L’originalité de la démarche de Misryoum, via l’ONASER, tient surtout à son mode d’action.. Contrairement aux opérations plus classiques où la verbalisation peut tomber immédiatement, les contrevenants ne sont pas uniquement sanctionnés par une amende.. Ils sont d’abord immobilisés.. Concrètement, le conducteur doit garer son engin, aller chercher un casque et le remettre devant les agents avant de pouvoir reprendre la route.

Sur le terrain, le dispositif a pris de l’ampleur rapidement.. En moins d’une heure, plus d’une centaine de personnes ont été interceptées sur seulement deux carrefours.. L’image est frappante : un contrôle visible, répété, qui transforme la route en espace de rappel.. La SNC, avec ses mobilisations et ses déplacements, crée un contexte où chacun pense pouvoir “passer entre les gouttes”.. Misryoum décrit ici une logique inverse : on s’arrête, on corrige, puis on repart.

Le lieutenant de police Moctar Ouédraogo, en charge de l’antenne Ouest de l’ONASER, a insisté sur le caractère obligatoire du casque.. La mesure existe depuis 1978, rappelle-t-il.. Le but n’est pas seulement de faire respecter un texte : c’est de limiter les traumatismes crâniens en cas de chute, un risque qui augmente quand la circulation se densifie.

Parmi les personnes arrêtées, Traoré Guy Armel, transporteur, a dû se conformer au protocole.. En l’interceptant alors qu’il rejoignait son travail, les agents l’ont obligé à revenir avec un casque.. Sur le moment, l’arrêt est forcément contraignant.. Pourtant, il dit y voir un intérêt concret, parce que la protection joue aussi contre les effets de l’environnement — y compris le vent — et pas uniquement lors d’un choc.

Misryoum souligne un autre volet du message : l’ONASER met aussi en garde contre les usages “fantaisistes” du matériel, comme les casques accrochés au guidon ou portés à l’envers.. Ces pratiques peuvent donner une illusion de conformité, alors qu’elles réduisent, voire annulent, l’efficacité de la protection.

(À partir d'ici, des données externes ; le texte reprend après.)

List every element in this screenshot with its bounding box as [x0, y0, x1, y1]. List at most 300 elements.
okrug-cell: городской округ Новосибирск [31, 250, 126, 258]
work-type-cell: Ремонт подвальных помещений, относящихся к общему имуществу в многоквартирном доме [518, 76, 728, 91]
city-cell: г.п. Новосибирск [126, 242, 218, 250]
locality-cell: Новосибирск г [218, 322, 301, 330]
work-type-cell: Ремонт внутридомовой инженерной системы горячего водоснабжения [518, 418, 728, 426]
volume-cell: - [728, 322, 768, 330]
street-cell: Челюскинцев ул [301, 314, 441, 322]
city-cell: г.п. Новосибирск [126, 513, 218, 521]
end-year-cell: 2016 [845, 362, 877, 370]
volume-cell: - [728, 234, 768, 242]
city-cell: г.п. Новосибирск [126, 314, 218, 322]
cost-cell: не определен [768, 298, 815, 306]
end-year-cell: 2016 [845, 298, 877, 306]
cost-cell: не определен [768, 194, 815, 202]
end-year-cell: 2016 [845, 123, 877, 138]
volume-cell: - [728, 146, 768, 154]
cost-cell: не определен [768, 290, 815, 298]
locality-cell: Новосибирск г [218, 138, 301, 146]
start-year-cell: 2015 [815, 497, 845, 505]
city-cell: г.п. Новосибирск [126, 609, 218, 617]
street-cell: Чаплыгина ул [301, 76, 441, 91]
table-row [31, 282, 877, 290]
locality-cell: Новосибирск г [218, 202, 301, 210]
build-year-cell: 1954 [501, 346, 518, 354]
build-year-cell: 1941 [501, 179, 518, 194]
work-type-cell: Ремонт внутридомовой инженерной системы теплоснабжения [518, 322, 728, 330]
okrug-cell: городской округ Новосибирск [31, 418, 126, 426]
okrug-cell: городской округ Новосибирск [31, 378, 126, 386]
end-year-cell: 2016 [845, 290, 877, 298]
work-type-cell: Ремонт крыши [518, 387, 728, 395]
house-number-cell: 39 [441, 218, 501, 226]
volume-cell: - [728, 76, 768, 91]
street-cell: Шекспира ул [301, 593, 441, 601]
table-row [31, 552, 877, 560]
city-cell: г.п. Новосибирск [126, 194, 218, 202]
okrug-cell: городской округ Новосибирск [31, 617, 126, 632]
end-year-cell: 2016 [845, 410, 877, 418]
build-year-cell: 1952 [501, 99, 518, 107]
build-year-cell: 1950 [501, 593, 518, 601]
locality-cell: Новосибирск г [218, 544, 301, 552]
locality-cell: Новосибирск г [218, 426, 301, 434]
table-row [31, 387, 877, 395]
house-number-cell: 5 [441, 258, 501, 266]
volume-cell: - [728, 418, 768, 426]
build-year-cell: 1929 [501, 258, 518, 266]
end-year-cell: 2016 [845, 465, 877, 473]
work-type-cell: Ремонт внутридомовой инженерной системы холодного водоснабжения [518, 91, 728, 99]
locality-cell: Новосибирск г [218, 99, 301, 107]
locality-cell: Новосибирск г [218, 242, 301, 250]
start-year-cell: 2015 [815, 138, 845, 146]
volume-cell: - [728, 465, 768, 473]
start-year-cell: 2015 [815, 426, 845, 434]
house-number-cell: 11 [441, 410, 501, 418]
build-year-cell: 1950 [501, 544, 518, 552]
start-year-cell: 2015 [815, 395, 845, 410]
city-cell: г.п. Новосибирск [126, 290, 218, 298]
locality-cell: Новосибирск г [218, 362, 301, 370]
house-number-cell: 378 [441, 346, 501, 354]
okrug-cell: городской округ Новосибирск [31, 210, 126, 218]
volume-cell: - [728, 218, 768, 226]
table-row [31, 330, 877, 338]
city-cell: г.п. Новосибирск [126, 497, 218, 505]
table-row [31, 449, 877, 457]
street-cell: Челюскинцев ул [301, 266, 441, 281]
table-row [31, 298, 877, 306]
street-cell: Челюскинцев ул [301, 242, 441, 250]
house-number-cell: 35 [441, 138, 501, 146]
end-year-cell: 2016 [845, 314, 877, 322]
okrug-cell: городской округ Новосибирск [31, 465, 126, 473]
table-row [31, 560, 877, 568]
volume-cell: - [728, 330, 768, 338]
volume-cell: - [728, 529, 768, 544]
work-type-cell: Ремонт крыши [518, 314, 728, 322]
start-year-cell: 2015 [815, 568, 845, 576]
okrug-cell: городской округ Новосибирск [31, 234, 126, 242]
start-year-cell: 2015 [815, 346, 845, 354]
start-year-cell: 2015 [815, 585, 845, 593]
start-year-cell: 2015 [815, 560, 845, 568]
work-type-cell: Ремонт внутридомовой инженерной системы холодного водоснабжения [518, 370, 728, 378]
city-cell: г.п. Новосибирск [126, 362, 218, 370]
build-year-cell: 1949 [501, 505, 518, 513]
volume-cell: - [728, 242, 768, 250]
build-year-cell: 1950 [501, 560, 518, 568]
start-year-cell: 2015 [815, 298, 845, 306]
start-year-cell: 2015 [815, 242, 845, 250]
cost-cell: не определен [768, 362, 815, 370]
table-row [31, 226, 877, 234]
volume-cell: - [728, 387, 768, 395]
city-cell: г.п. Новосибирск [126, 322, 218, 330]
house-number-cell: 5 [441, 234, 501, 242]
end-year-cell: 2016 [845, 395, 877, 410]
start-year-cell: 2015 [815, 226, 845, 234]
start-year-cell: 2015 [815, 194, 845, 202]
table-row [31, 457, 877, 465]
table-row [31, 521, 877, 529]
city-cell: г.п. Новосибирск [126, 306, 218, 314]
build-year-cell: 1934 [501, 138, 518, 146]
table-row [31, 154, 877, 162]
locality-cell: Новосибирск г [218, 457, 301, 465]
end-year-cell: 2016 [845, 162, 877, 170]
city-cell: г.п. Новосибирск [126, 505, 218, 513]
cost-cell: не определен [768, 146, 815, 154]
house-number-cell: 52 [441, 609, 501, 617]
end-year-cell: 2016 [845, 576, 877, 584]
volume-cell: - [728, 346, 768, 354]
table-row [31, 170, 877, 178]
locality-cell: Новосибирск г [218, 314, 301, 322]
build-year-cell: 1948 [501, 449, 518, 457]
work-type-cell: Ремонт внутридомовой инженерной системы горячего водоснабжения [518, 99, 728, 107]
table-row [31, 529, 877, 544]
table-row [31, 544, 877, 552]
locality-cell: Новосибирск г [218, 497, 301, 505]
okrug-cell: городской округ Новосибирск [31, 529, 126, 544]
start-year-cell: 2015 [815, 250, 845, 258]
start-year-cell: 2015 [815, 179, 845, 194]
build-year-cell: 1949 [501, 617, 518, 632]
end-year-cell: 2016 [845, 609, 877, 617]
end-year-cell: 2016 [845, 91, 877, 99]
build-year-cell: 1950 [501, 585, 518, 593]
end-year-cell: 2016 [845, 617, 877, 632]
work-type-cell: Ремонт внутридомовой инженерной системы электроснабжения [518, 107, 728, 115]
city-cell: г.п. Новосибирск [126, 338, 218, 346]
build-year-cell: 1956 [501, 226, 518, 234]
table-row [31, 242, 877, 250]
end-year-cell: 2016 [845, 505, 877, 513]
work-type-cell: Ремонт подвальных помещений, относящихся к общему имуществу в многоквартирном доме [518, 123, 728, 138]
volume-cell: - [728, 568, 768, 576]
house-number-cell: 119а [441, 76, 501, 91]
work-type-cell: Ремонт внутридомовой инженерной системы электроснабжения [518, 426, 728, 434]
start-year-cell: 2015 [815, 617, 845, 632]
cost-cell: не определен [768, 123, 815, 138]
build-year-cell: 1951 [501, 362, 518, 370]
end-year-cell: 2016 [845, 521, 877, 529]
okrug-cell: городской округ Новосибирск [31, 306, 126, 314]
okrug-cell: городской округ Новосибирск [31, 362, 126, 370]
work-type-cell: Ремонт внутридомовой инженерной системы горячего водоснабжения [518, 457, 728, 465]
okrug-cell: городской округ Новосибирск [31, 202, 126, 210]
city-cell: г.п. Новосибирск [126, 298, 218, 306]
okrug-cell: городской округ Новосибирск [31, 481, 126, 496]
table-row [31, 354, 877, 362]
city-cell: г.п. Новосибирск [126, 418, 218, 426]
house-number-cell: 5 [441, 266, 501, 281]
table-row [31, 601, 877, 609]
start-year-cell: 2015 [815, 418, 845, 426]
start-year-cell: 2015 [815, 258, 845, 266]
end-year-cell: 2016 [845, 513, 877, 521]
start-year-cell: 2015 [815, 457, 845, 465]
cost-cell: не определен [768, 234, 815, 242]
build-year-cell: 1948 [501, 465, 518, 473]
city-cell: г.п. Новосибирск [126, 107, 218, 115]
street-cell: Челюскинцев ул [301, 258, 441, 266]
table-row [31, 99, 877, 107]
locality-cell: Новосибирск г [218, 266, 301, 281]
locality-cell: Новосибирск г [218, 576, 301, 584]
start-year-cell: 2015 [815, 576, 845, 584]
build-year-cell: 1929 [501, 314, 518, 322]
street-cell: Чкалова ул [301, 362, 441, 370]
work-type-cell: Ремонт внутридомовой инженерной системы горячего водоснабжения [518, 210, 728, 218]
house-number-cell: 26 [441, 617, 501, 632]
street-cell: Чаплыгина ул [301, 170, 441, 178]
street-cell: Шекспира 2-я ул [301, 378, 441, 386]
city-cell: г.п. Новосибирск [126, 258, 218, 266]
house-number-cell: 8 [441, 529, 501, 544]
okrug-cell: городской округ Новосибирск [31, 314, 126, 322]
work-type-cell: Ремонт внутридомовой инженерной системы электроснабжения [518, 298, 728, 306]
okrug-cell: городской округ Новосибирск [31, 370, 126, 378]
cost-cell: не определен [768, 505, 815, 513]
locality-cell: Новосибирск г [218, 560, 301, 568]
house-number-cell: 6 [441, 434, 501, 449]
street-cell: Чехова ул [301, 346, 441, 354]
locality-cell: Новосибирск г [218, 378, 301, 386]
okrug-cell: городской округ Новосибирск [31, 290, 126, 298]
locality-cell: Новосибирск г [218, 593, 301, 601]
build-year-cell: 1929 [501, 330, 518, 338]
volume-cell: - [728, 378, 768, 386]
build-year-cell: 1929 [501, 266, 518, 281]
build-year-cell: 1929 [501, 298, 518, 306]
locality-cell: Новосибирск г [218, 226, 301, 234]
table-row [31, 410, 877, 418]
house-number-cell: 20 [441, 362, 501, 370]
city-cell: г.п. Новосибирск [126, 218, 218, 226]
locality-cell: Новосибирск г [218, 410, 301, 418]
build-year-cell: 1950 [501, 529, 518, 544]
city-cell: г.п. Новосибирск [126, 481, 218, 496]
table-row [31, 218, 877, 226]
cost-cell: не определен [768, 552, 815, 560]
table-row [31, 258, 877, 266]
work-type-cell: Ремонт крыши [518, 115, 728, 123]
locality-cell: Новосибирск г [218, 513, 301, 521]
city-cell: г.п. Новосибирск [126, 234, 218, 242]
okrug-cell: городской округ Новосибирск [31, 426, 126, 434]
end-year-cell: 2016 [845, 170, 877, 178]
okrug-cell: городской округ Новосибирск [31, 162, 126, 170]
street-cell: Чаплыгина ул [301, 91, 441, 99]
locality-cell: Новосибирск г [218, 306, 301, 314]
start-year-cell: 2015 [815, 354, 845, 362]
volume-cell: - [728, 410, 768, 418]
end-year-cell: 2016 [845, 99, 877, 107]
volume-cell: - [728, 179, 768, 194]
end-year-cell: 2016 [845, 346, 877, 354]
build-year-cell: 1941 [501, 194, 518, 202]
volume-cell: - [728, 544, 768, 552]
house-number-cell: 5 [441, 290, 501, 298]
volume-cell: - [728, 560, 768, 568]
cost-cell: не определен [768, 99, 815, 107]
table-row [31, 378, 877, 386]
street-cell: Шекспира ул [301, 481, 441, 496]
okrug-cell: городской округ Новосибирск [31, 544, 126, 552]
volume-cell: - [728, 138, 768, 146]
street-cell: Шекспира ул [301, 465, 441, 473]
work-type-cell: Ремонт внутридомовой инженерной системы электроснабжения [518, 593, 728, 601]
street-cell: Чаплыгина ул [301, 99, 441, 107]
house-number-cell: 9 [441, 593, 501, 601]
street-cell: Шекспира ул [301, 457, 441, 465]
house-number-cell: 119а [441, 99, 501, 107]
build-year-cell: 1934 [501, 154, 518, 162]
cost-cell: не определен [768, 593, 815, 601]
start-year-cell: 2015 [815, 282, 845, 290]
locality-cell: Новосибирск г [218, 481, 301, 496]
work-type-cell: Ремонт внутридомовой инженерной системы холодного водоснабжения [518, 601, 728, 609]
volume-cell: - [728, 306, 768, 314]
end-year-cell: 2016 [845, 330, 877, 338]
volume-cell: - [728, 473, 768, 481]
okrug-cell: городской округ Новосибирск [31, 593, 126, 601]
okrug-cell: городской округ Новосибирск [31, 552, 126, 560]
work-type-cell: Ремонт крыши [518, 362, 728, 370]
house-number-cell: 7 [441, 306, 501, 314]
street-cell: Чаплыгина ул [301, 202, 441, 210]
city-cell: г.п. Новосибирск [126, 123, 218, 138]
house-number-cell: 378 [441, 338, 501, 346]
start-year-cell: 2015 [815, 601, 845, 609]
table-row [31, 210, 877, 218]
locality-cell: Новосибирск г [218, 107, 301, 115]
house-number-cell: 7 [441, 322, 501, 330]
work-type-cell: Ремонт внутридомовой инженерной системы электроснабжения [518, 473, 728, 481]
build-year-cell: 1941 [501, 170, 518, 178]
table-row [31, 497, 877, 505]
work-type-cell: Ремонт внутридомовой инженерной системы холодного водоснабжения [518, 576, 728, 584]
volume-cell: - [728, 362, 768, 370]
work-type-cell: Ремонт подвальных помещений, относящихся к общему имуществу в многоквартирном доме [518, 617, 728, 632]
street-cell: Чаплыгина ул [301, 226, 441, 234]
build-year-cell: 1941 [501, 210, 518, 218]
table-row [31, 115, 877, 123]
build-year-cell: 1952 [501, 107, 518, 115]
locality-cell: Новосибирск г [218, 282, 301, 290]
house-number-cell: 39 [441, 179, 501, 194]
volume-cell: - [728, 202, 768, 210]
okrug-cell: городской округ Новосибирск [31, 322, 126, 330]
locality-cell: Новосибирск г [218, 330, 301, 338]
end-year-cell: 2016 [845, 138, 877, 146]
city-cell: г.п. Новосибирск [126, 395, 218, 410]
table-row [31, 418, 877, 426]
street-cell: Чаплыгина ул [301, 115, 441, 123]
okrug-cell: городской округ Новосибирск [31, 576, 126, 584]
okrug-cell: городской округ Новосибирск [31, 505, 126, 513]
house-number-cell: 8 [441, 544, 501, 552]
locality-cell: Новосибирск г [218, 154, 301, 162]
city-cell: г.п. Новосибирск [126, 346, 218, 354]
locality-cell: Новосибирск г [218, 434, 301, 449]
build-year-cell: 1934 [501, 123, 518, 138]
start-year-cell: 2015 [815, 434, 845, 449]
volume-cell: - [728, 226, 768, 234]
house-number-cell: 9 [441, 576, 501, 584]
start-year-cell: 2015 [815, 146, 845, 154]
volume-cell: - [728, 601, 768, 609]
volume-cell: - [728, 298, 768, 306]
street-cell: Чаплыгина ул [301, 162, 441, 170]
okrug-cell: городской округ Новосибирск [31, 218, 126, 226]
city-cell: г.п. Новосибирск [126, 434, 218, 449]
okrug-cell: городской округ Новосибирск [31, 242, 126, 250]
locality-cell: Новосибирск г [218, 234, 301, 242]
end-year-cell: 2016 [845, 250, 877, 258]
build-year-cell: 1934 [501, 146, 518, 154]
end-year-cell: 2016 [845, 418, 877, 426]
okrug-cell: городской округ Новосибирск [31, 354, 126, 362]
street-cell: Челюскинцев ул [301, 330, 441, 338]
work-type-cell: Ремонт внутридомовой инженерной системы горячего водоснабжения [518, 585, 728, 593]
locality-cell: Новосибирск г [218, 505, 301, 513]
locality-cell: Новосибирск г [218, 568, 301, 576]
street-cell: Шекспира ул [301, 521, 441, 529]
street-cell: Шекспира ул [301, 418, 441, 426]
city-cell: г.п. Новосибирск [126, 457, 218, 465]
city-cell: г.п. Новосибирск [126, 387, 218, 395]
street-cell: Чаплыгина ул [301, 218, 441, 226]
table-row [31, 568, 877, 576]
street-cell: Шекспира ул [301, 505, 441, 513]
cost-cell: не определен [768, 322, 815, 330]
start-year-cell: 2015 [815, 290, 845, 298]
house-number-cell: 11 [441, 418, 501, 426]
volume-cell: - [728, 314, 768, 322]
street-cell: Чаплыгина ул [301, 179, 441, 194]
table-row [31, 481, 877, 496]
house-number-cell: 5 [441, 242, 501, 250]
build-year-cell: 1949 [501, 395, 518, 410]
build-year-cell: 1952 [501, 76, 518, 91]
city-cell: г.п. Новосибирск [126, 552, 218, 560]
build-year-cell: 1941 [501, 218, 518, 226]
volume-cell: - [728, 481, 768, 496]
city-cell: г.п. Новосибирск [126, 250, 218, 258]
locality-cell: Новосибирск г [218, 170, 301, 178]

Pourquoi cette insistance pendant une période de fête ?. Parce que l’objectif affiché est clair : viser le « zéro accident ».. Quand l’affluence grimpe, les comportements changent — parfois sans mauvaise intention — et les risques suivent.. Le contrôle pédagogique cherche donc à agir avant l’incident, en rappelant que “le détenir” ne suffit pas.. Il faut réellement le porter.

Au-delà du contrôle du jour, l’opération de Bobo-Dioulasso pose une question plus large : quel type de sanction produit le changement le plus durable ?. En immobilisant d’abord, l’ONASER oblige à une prise de conscience immédiate.. Pour beaucoup, ce moment-là marque plus que la simple procédure administrative, parce qu’il touche à la capacité de reprendre la route sans négociation.

Alors que la SNC continue, la pression reste sur les conducteurs et surtout sur les deux-roues.. Si le message est compris tôt, la fête peut avancer sans que la route devienne le prolongement d’un risque inutile.. Misryoum retient surtout cette idée simple, répétée au fil des contrôles : le casque n’est pas un détail de conformité, c’est une barrière de protection quand la vitesse, la fatigue et l’encombrement se conjuguent.